Reserve Bank of Australia Reports $37 Billion Loss and Plans to Cut Dividends to Treasury | Australian economy

The Reserve Bank’s role in supporting the Australian economy during the Covid pandemic has resulted in a 2021-22 accounting loss of nearly $37 billion, leaving it with negative equity, the deputy governor of the bank, Michele Bullock, revealed.

Speaking in Sydney on Wednesday, Bullock said the accounting methods used by the central bank needed to be adjusted for the diminished value of billions of dollars of government debt that the RBA had purchased to support economic activity during the lockdowns.

For 2021-2022, that left a valuation loss of $44.9 billion, which, after deducting $8.2 billion in underlying profit, resulted in a net loss of $36.7 billion, Bullock said. The bank’s reserve fund of accumulated profits could only absorb some of those losses, leaving the RBA with negative net worth of $12.4 billion, she said.

While private companies “wouldn’t be a problem” in such a dire situation, Bullock said the government has provided a guarantee and that the bank itself can also print money to meet its obligations, and “so it is not insolvent”.

“The negative equity position will therefore not affect the Reserve Bank’s ability to do its job,” she said.

Still, it remained important for the RBA to return “over time” to a positive equity position, and there would likely be an impact on the federal budget in the form of a lack of dividends as the bank rebuilds its equity.

“While it has not requested a capital injection, the board has informed the government that it expects future profits to be retained by the bank until the bank’s capital is restored,” Bullock said.

“The treasurer has endorsed this general approach, noting that under the Reserve Bank Act, the issue of distributions to the government is considered every year,” she said.

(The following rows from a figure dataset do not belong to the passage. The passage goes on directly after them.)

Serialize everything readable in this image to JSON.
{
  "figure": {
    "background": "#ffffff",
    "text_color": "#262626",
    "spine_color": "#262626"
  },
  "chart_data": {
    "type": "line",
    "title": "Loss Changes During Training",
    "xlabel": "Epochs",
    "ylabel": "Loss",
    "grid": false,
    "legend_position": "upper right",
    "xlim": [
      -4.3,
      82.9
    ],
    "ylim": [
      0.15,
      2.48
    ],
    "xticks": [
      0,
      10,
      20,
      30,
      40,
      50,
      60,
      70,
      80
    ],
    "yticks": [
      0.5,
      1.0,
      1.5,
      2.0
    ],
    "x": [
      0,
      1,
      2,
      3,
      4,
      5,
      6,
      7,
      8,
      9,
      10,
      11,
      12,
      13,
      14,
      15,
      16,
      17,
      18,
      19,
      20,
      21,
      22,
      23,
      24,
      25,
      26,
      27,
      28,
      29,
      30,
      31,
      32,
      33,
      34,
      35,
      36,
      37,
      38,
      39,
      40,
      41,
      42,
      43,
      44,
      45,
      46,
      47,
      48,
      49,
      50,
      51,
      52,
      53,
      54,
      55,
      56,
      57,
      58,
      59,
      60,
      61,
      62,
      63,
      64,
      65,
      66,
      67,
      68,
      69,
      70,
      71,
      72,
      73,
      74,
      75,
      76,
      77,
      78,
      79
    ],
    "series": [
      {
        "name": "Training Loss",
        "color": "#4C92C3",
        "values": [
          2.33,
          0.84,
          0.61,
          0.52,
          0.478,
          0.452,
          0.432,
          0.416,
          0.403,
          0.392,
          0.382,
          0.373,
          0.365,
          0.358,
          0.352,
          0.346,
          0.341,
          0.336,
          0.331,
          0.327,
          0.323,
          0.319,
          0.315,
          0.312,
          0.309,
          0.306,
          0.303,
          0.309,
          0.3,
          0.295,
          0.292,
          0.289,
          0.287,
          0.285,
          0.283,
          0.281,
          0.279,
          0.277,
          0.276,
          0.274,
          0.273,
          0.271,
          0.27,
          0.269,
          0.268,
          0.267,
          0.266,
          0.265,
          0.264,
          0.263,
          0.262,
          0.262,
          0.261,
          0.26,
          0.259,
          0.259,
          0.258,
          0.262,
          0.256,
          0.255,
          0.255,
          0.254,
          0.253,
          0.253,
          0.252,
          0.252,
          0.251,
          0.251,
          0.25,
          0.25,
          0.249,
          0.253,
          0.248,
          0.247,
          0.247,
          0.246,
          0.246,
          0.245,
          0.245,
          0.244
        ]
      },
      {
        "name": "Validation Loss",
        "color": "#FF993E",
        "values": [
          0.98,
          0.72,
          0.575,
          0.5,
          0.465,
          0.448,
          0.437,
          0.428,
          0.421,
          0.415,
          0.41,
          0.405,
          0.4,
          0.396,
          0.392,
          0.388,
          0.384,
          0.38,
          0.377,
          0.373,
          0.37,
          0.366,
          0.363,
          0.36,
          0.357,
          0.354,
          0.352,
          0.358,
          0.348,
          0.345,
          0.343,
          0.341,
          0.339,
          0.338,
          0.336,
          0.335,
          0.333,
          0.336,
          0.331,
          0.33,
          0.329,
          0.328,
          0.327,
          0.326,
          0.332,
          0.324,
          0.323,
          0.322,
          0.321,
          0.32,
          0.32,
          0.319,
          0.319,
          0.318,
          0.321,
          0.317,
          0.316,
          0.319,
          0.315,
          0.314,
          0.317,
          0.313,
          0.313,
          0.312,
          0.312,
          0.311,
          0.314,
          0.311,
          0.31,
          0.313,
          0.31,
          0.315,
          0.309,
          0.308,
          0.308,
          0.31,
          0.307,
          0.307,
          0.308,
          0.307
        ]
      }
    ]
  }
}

The fiscal ramifications of government efforts to keep the economy afloat during the Covid disruptions tend to draw more attention than the monetary ones, including the underlying cash deficit of $134.2 billion in the year 2020-21.

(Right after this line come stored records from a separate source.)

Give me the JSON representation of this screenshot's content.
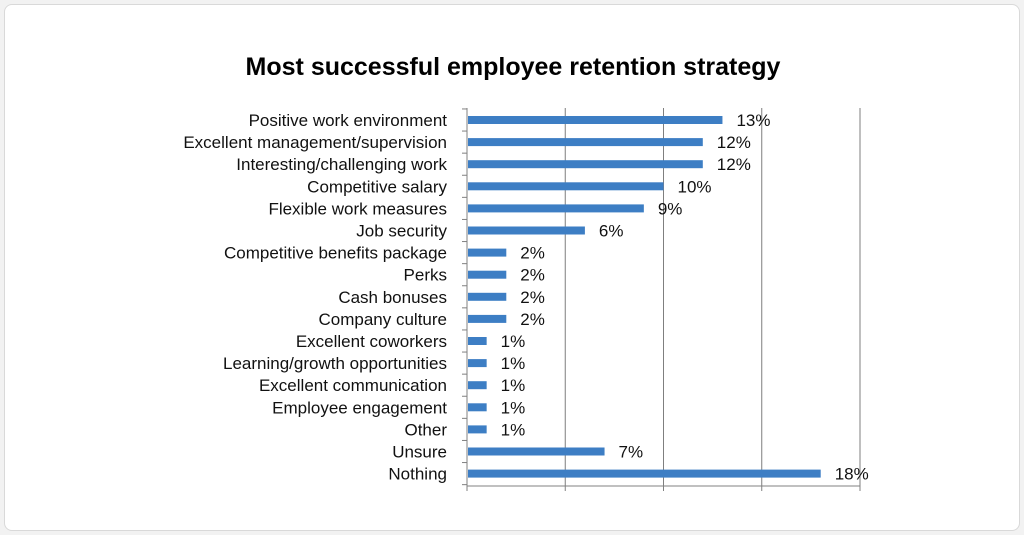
{
  "chart_data": {
    "type": "bar",
    "orientation": "horizontal",
    "title": "Most successful employee retention strategy",
    "categories": [
      "Positive work environment",
      "Excellent management/supervision",
      "Interesting/challenging work",
      "Competitive salary",
      "Flexible work measures",
      "Job security",
      "Competitive benefits package",
      "Perks",
      "Cash bonuses",
      "Company culture",
      "Excellent coworkers",
      "Learning/growth opportunities",
      "Excellent communication",
      "Employee engagement",
      "Other",
      "Unsure",
      "Nothing"
    ],
    "values": [
      13,
      12,
      12,
      10,
      9,
      6,
      2,
      2,
      2,
      2,
      1,
      1,
      1,
      1,
      1,
      7,
      18
    ],
    "value_labels": [
      "13%",
      "12%",
      "12%",
      "10%",
      "9%",
      "6%",
      "2%",
      "2%",
      "2%",
      "2%",
      "1%",
      "1%",
      "1%",
      "1%",
      "1%",
      "7%",
      "18%"
    ],
    "xlim": [
      0,
      20
    ],
    "x_gridlines": [
      0,
      5,
      10,
      15,
      20
    ],
    "grid": true,
    "legend": "none",
    "bar_color": "#3d7ec4",
    "grid_color": "#7f7f7f"
  }
}
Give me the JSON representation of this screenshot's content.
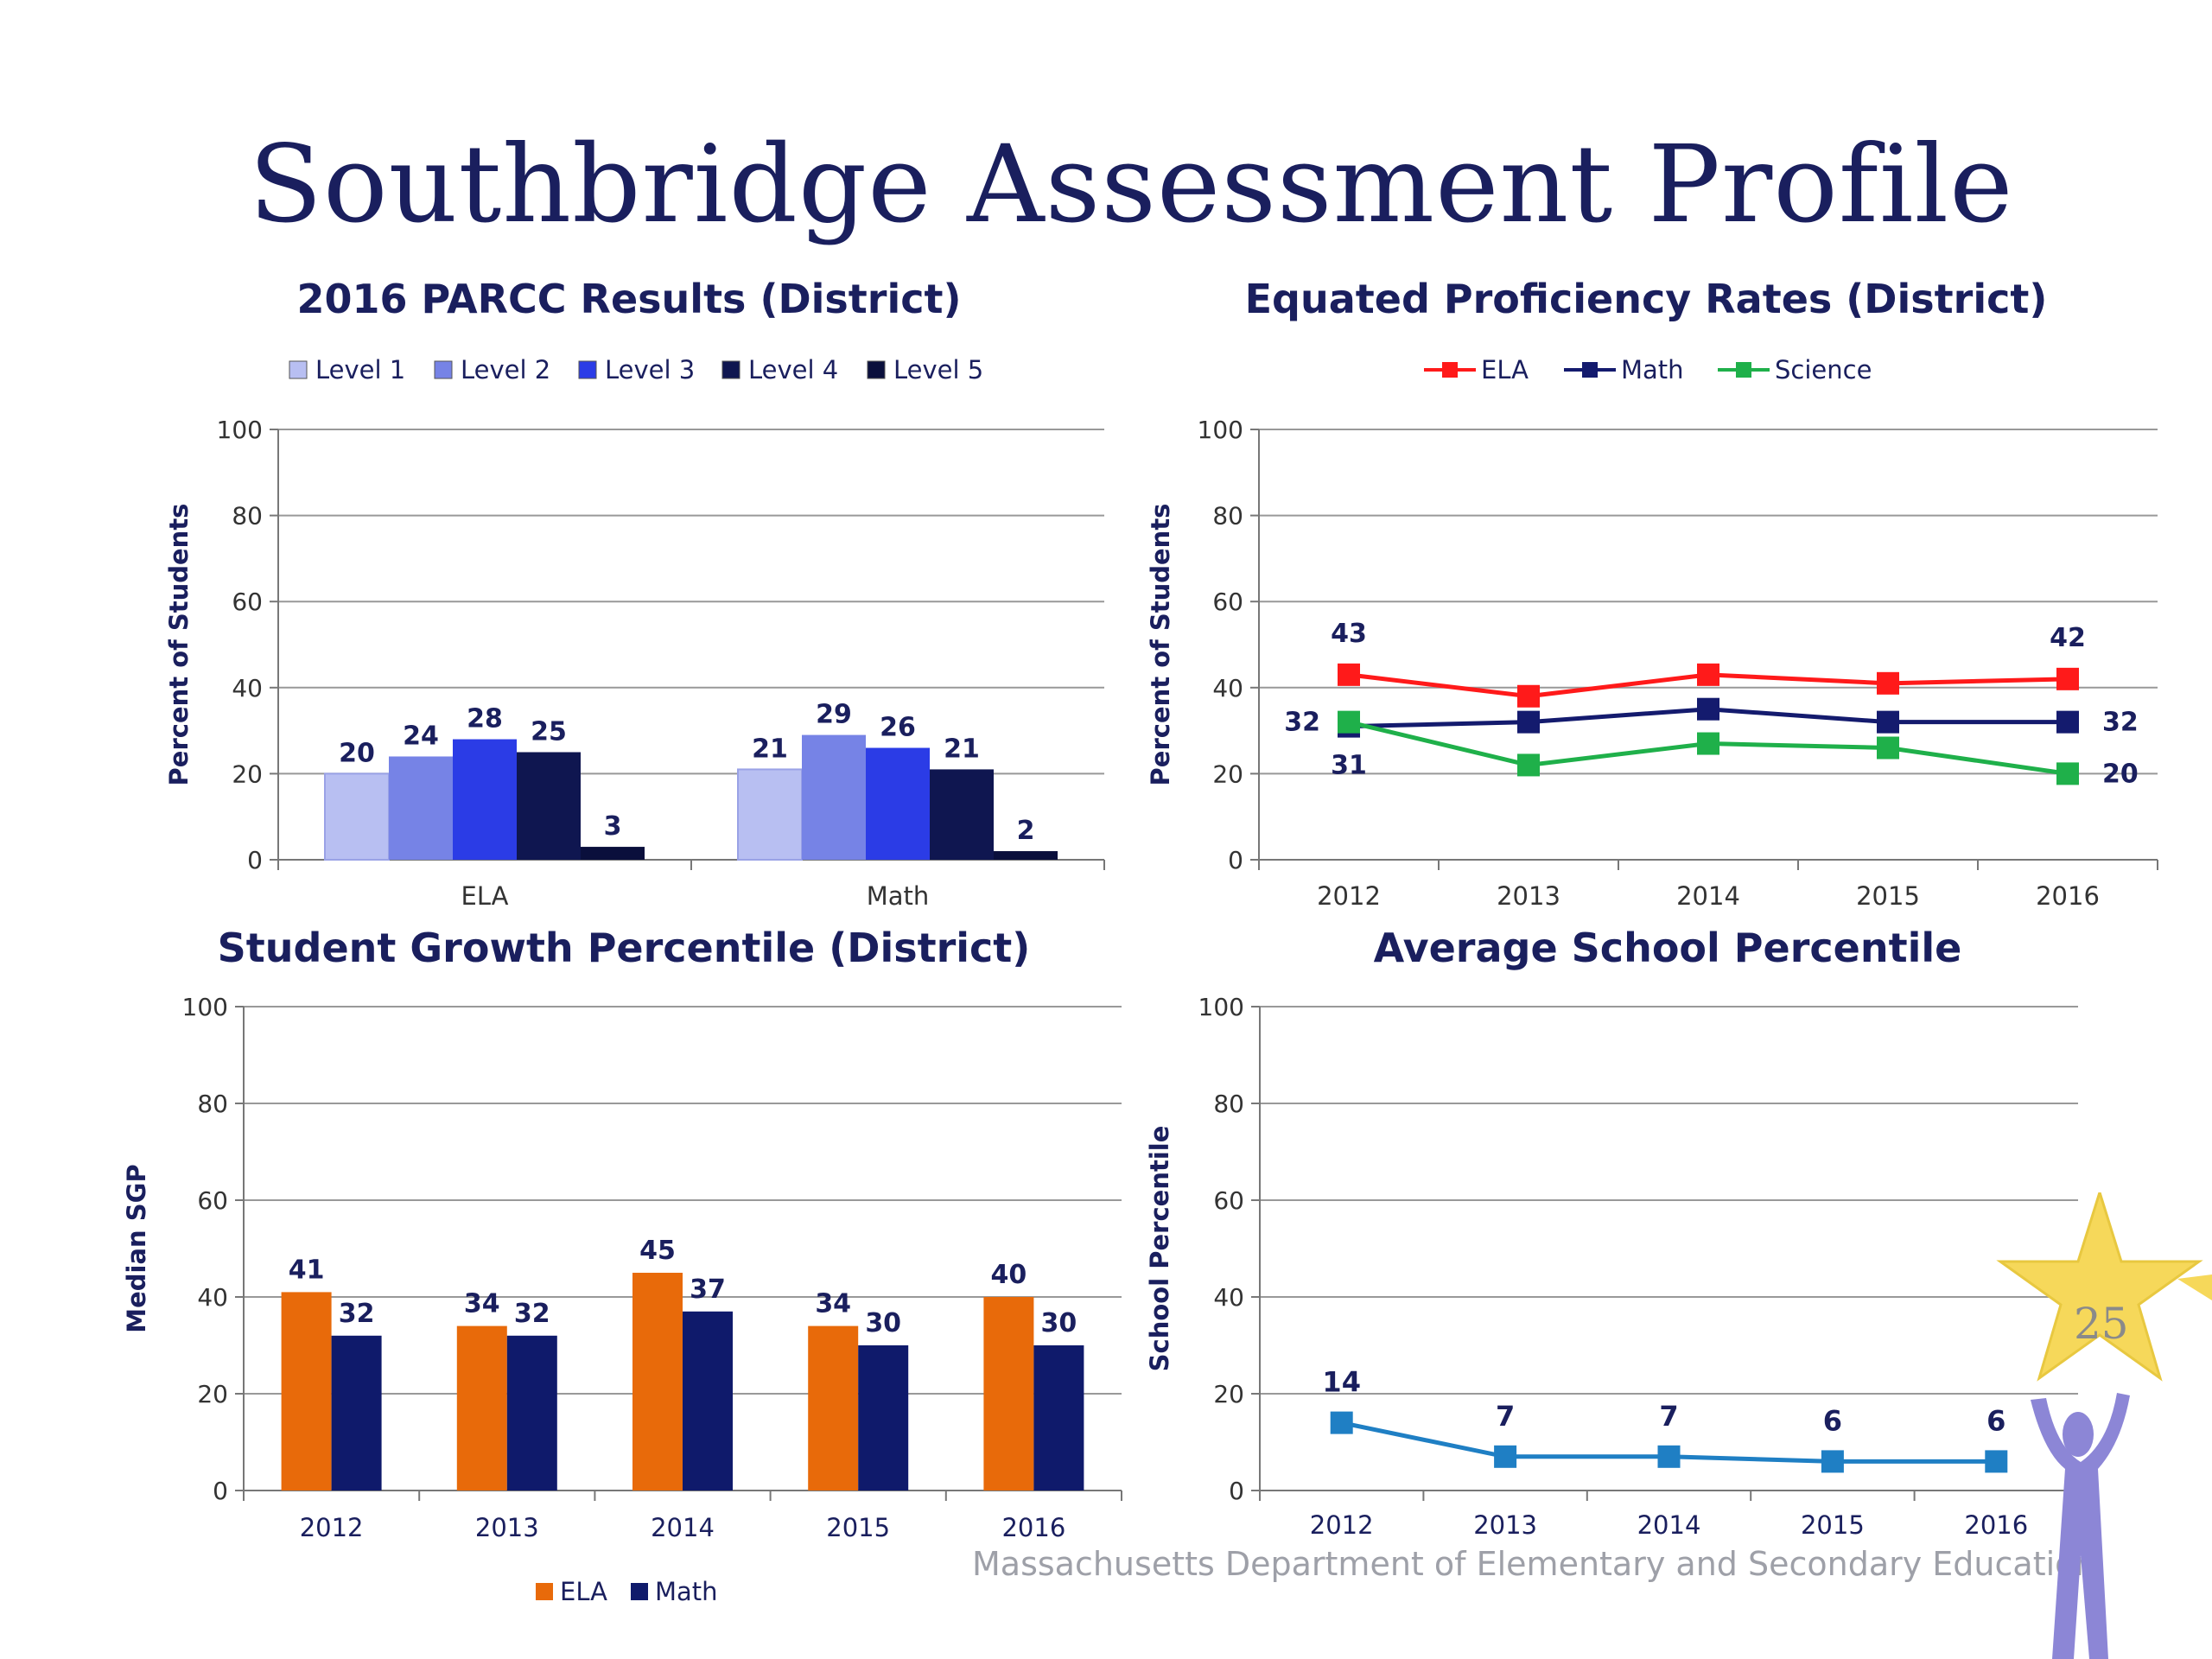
{
  "slide": {
    "title": "Southbridge Assessment Profile",
    "footer": "Massachusetts Department of Elementary and Secondary Education",
    "page_number": "25"
  },
  "colors": {
    "title": "#1a1f5e",
    "level1": "#b8bff2",
    "level2": "#7683e6",
    "level3": "#2b3ce6",
    "level4": "#0f1650",
    "level5": "#0a0f3c",
    "ela_line": "#ff1a1a",
    "math_line": "#141b6e",
    "science_line": "#1fb04a",
    "ela_bar": "#e86a0a",
    "math_bar": "#0f1a6b",
    "asp_line": "#1f7fc4",
    "star": "#f6d85a",
    "mascot": "#8c86d6"
  },
  "chart_data": [
    {
      "type": "bar",
      "title": "2016 PARCC Results (District)",
      "ylabel": "Percent of Students",
      "xlabel": "",
      "ylim": [
        0,
        100
      ],
      "yticks": [
        0,
        20,
        40,
        60,
        80,
        100
      ],
      "categories": [
        "ELA",
        "Math"
      ],
      "legend_position": "top",
      "series": [
        {
          "name": "Level 1",
          "values": [
            20,
            21
          ]
        },
        {
          "name": "Level 2",
          "values": [
            24,
            29
          ]
        },
        {
          "name": "Level 3",
          "values": [
            28,
            26
          ]
        },
        {
          "name": "Level 4",
          "values": [
            25,
            21
          ]
        },
        {
          "name": "Level 5",
          "values": [
            3,
            2
          ]
        }
      ],
      "grid": true
    },
    {
      "type": "line",
      "title": "Equated Proficiency Rates (District)",
      "ylabel": "Percent of Students",
      "xlabel": "",
      "ylim": [
        0,
        100
      ],
      "yticks": [
        0,
        20,
        40,
        60,
        80,
        100
      ],
      "x": [
        "2012",
        "2013",
        "2014",
        "2015",
        "2016"
      ],
      "legend_position": "top",
      "series": [
        {
          "name": "ELA",
          "values": [
            43,
            38,
            43,
            41,
            42
          ],
          "labels": [
            "43",
            "",
            "",
            "",
            "42"
          ]
        },
        {
          "name": "Math",
          "values": [
            31,
            32,
            35,
            32,
            32
          ],
          "labels": [
            "31",
            "",
            "",
            "",
            "32"
          ]
        },
        {
          "name": "Science",
          "values": [
            32,
            22,
            27,
            26,
            20
          ],
          "labels": [
            "32",
            "",
            "",
            "",
            "20"
          ]
        }
      ],
      "grid": true
    },
    {
      "type": "bar",
      "title": "Student Growth Percentile (District)",
      "ylabel": "Median SGP",
      "xlabel": "",
      "ylim": [
        0,
        100
      ],
      "yticks": [
        0,
        20,
        40,
        60,
        80,
        100
      ],
      "categories": [
        "2012",
        "2013",
        "2014",
        "2015",
        "2016"
      ],
      "legend_position": "bottom",
      "series": [
        {
          "name": "ELA",
          "values": [
            41,
            34,
            45,
            34,
            40
          ]
        },
        {
          "name": "Math",
          "values": [
            32,
            32,
            37,
            30,
            30
          ]
        }
      ],
      "grid": true
    },
    {
      "type": "line",
      "title": "Average School Percentile",
      "ylabel": "School Percentile",
      "xlabel": "",
      "ylim": [
        0,
        100
      ],
      "yticks": [
        0,
        20,
        40,
        60,
        80,
        100
      ],
      "x": [
        "2012",
        "2013",
        "2014",
        "2015",
        "2016"
      ],
      "series": [
        {
          "values": [
            14,
            7,
            7,
            6,
            6
          ]
        }
      ],
      "grid": true
    }
  ]
}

However, the role of the RBA was also important, and it will take time to assess the impact of its efforts and remaining legacies on its balance sheet and, ultimately, that of the federal government.

Earlier on Wednesday, the RBA released the results of an internal review of the so-called quantitative easing measures it took during the depths of the pandemic-induced economic crisis to detail their effectiveness and what lessons it has learned.

The bank ended up buying $281 billion in federal, state and territory debt between November 2020 and February 2022. Previously, the RBA had little such debt compared to some other rich countries, but the gap narrowed during the pandemic.

The RBA has announced a review of its bond-buying program in November 2020-February 2022, raising $281 billion in a bid to keep interest rates low. Here’s how buying compares to other economies. (Source: RBA) pic.twitter.com/3mLivyHOnq

— Peter Hannam (@p_hannam) September 20, 2022

The purpose of buying bonds was to “lower the structure of interest rates in Australia”, effectively lowering the cost of borrowing.

In addition, it provided “additional insurance against the continued risk of very poor economic results,” the bank said.

The RBA review estimated that buying all those bonds cut government bond yields (interest rates) “by about 30 basis points” to record lows.

In the process, the RBA’s balance sheet was transformed as the bonds wiped out the liabilities.

The RBA’s balance sheet has been transformed by all those bond purchases. If the bank is valued at market value, the bank would have a large negative value, given the way bonds have traded since the Covid pandemic has eased and inflation has risen. pic.twitter.com/eGXERQKEUO

— Peter Hannam (@p_hannam) September 20, 2022

The review rates the program as a success, but the RBA’s board of directors stressed that “it is appropriate to consider the use of unconventional monetary policy tools only in extreme circumstances, when the usual monetary policy tool – the target of the spot rate – has been used to de completely possible”.

In other words, the RBA won’t engage in a similar bond-buying effort unless other options to keep the economy afloat—namely cutting interest rates—have been exhausted.